SAN JOSE — The City Council on Tuesday gave final approval to a $620,000 payout to settle a civil rights lawsuit filed by seven people who claimed they were unjustly targeted and injured by San Jose police trying to break up crowds during the downtown George Floyd protests five years ago.
Of the settlement amount, $500,000 will go to Derrick Sanderlin and his wife, Cayla. The couple sought damages after Sanderlin, while trying to calm tensions between a crowd of demonstrators and a police skirmish line, was shot in the groin with a police projectile by an officer near City Hall on the afternoon of May 29, 2020. His injury drew wide attention because he was an activist who once helped conduct bias training for San Jose police officers.
All of the plaintiffs were either observing or participating in San Jose demonstrations decrying the police killing of Floyd in Minneapolis on May 25, 2020, after he was accused of using a counterfeit $20 bill at a local store. Former Minneapolis police officer Derek Chauvin, who while restraining Floyd notoriously pressed his knee on a prone Floyd’s neck — prompting him to say “I can’t breathe” before he died — is currently serving a 22-year prison sentence.
Vera Clanton, a legal observer with the National Lawyers Guild, will receive $40,000 from the settlement. Clanton claimed her Fourth Amendment rights were violated May 31, 2020 when she was arrested and manhandled by police officers despite being there strictly to document the protests.

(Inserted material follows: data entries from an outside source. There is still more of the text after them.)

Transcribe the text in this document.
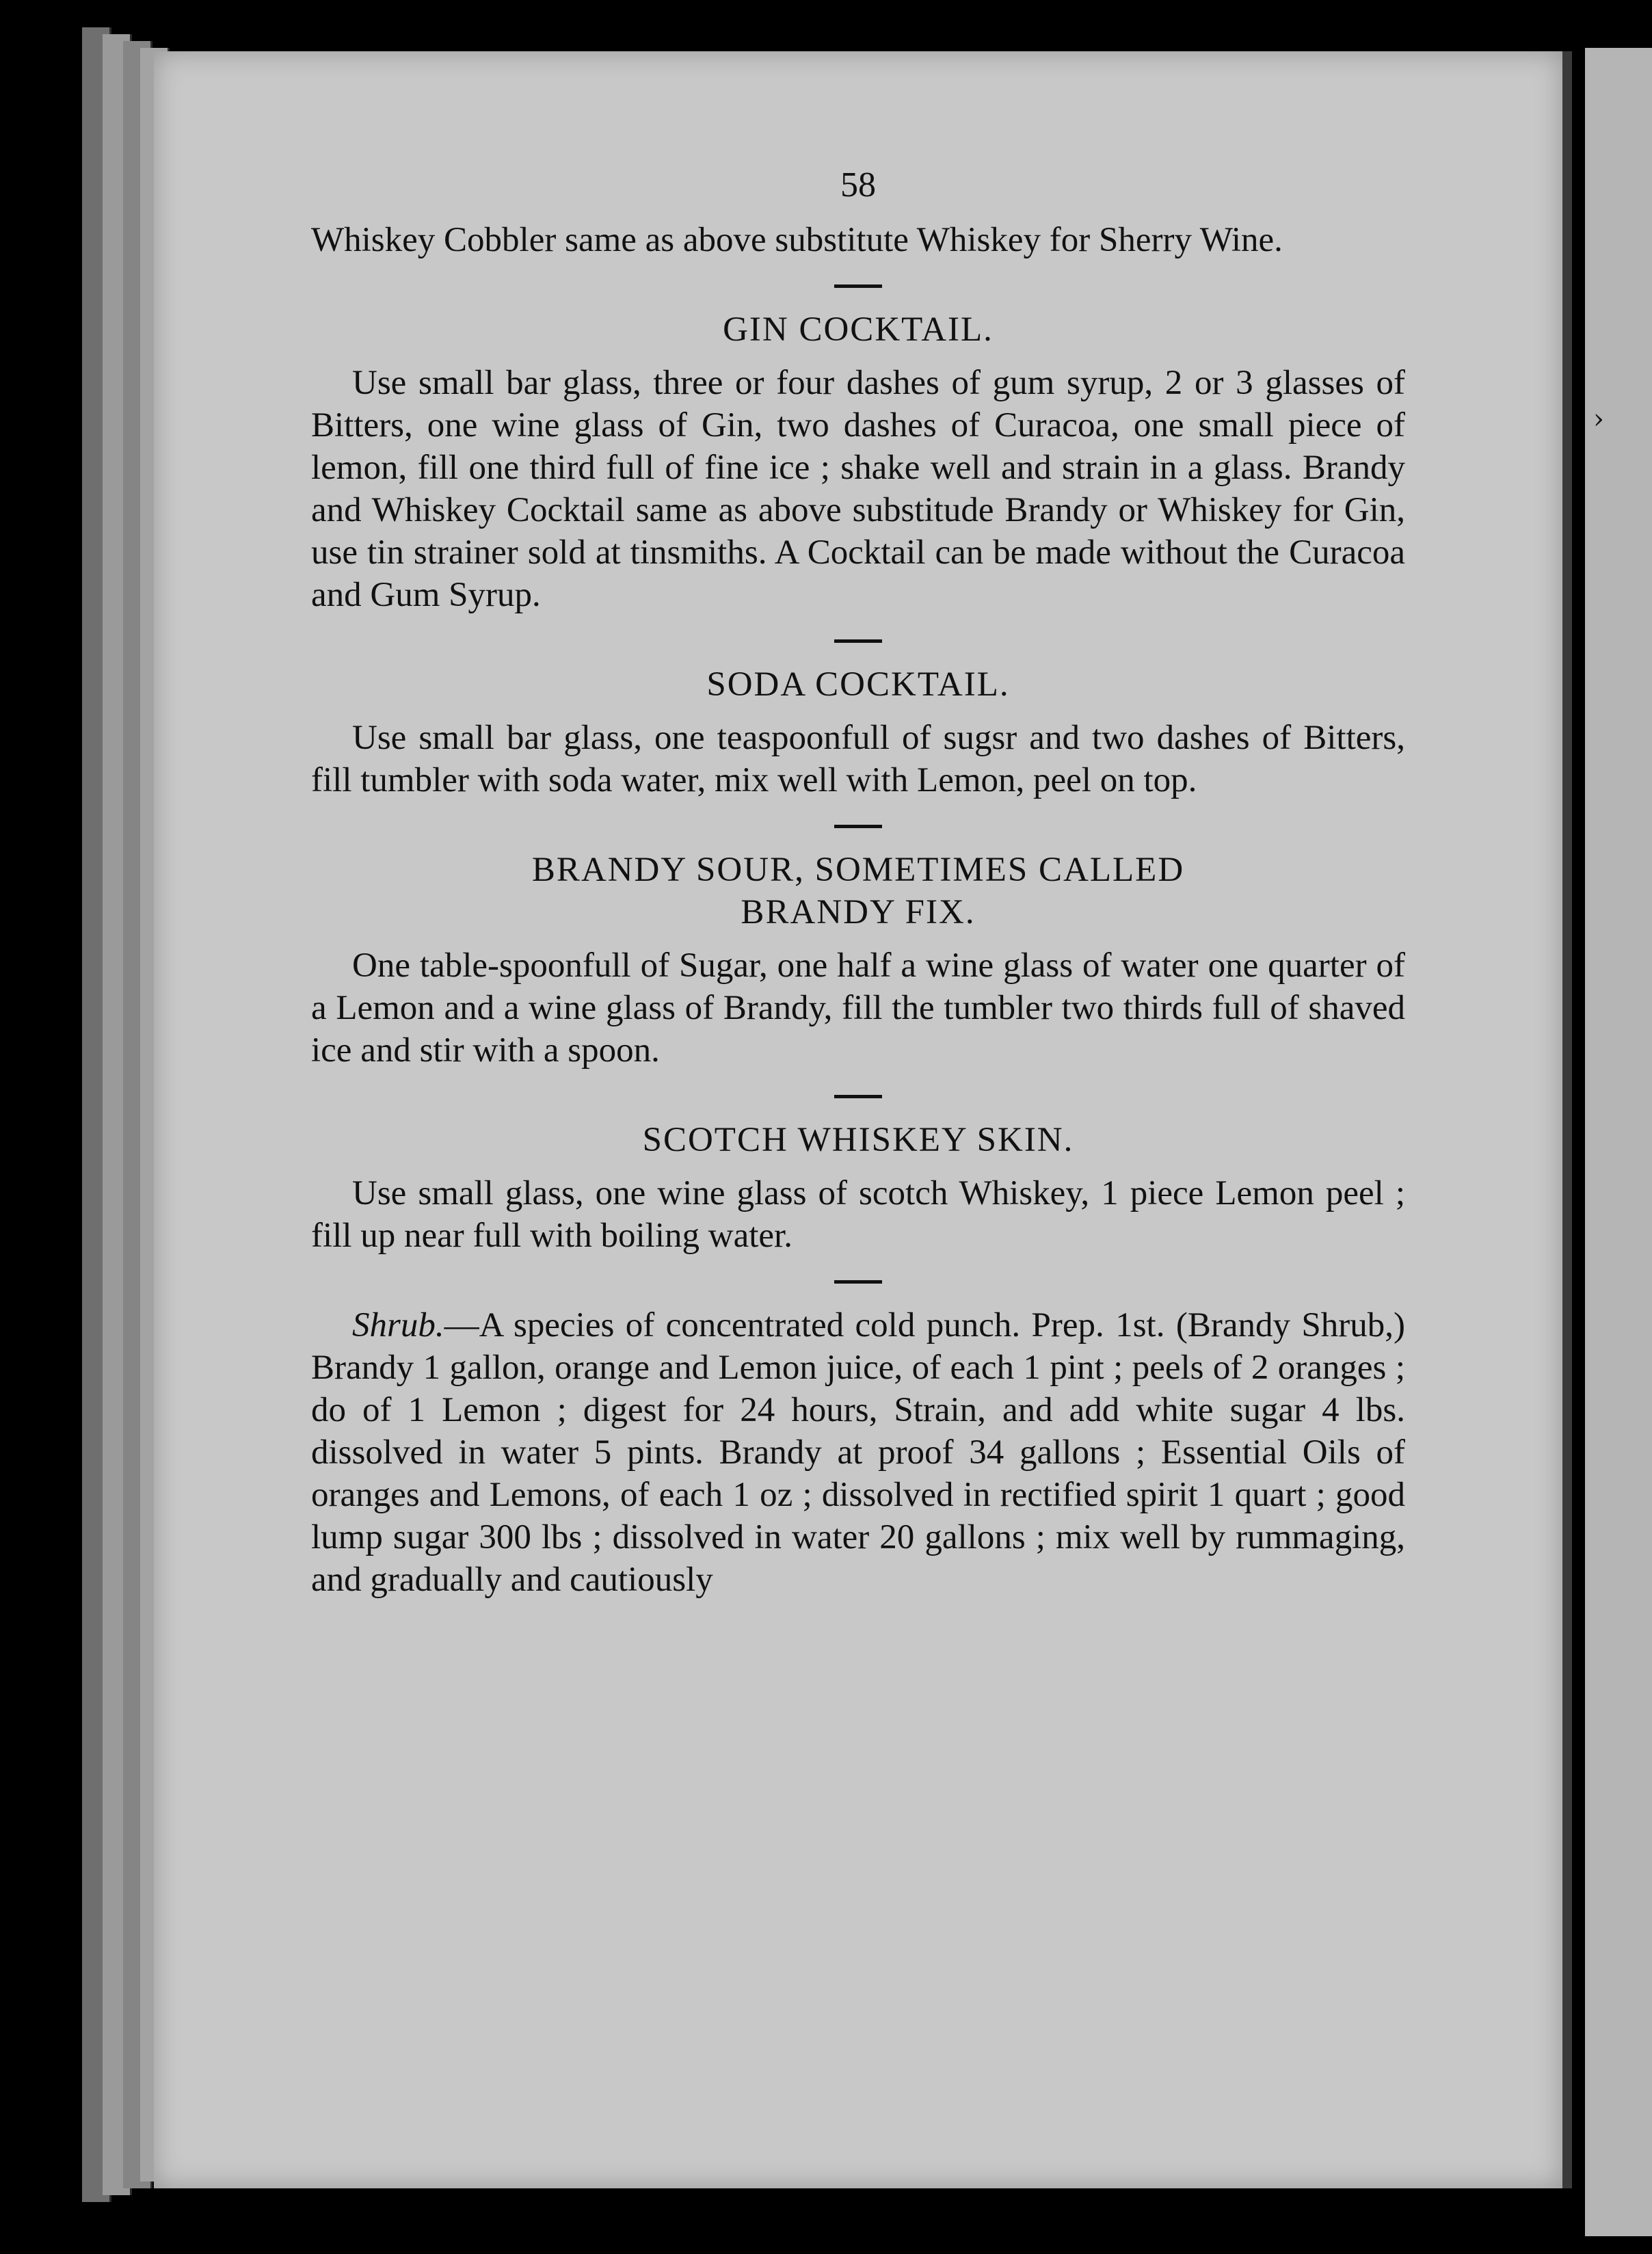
›
58

Whiskey Cobbler same as above substitute Whiskey for Sherry Wine.

GIN COCKTAIL.

Use small bar glass, three or four dashes of gum syrup, 2 or 3 glasses of Bitters, one wine glass of Gin, two dashes of Curacoa, one small piece of lemon, fill one third full of fine ice ; shake well and strain in a glass. Brandy and Whiskey Cocktail same as above substitude Brandy or Whiskey for Gin, use tin strainer sold at tinsmiths. A Cocktail can be made without the Curacoa and Gum Syrup.

SODA COCKTAIL.

Use small bar glass, one teaspoonfull of sugsr and two dashes of Bitters, fill tumbler with soda water, mix well with Lemon, peel on top.

BRANDY SOUR, SOMETIMES CALLED
BRANDY FIX.

One table-spoonfull of Sugar, one half a wine glass of water one quarter of a Lemon and a wine glass of Brandy, fill the tumbler two thirds full of shaved ice and stir with a spoon.

SCOTCH WHISKEY SKIN.

Use small glass, one wine glass of scotch Whiskey, 1 piece Lemon peel ; fill up near full with boiling water.

Shrub.—A species of concentrated cold punch. Prep. 1st. (Brandy Shrub,) Brandy 1 gallon, orange and Lemon juice, of each 1 pint ; peels of 2 oranges ; do of 1 Lemon ; digest for 24 hours, Strain, and add white sugar 4 lbs. dissolved in water 5 pints. Brandy at proof 34 gallons ; Essential Oils of oranges and Lemons, of each 1 oz ; dissolved in rectified spirit 1 quart ; good lump sugar 300 lbs ; dissolved in water 20 gallons ; mix well by rummaging, and gradually and cautiously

The remaining four plaintiffs will receive $20,000 apiece under the settlement terms, which include no admission of liability from the city. Breanna Contreras claimed she was peacefully demonstrating near City Hall on May 29, 2020 when she was hit in the right temple by a police projectile; officers fired hard foam rounds and lobbed tear gas to disperse crowds.
Pietro “Peter” di Donato claimed that on the same day he was complying with officers to back up when they fired munitions at demonstrators, one of which hit him in his left leg. That evening, Adira Sharkey claimed, she was peacefully demonstrating and had just given safety advice to a group of teens at the protest when she was hit in the ribs by a police round.
Joseph “JT” Stukes claimed he was participating in demonstrations on June 2, 2020 near City Hall when he was “rushed by dozens of SJPD officers,” and that as he tried to leave the scene, “he was purposely tripped from behind by an officer,” causing him to fall. Stukes alleged that while semi-prone, his right leg was hit by a foam round.
Prior to the settlement, the city had argued in legal filings that the four plaintiffs could not prove what caused their injuries, or that they were caused by police.
The settlement was reached in principle near the start of May, a few days before a federal civil trial was set to begin. The plaintiffs’ lawsuit was first filed in 2020 and was approved for trial by a district judge in March 2023. But the case was halted for a year and a half while the city mounted a challenge with the Ninth Circuit Court of Appeals, which upheld the crux of the lawsuit.
San Jose has paid at least $5 million in legal damages stemming from 2020 protest lawsuits. That includes a $1.3 million federal civil jury award earlier this year for a man who claims he was hit in the leg with a police projectile. In 2023, the city paid $3.3 million to settle a lawsuit from several people injured during the protests, including a bystander who lost his eye after he was hit by a police round.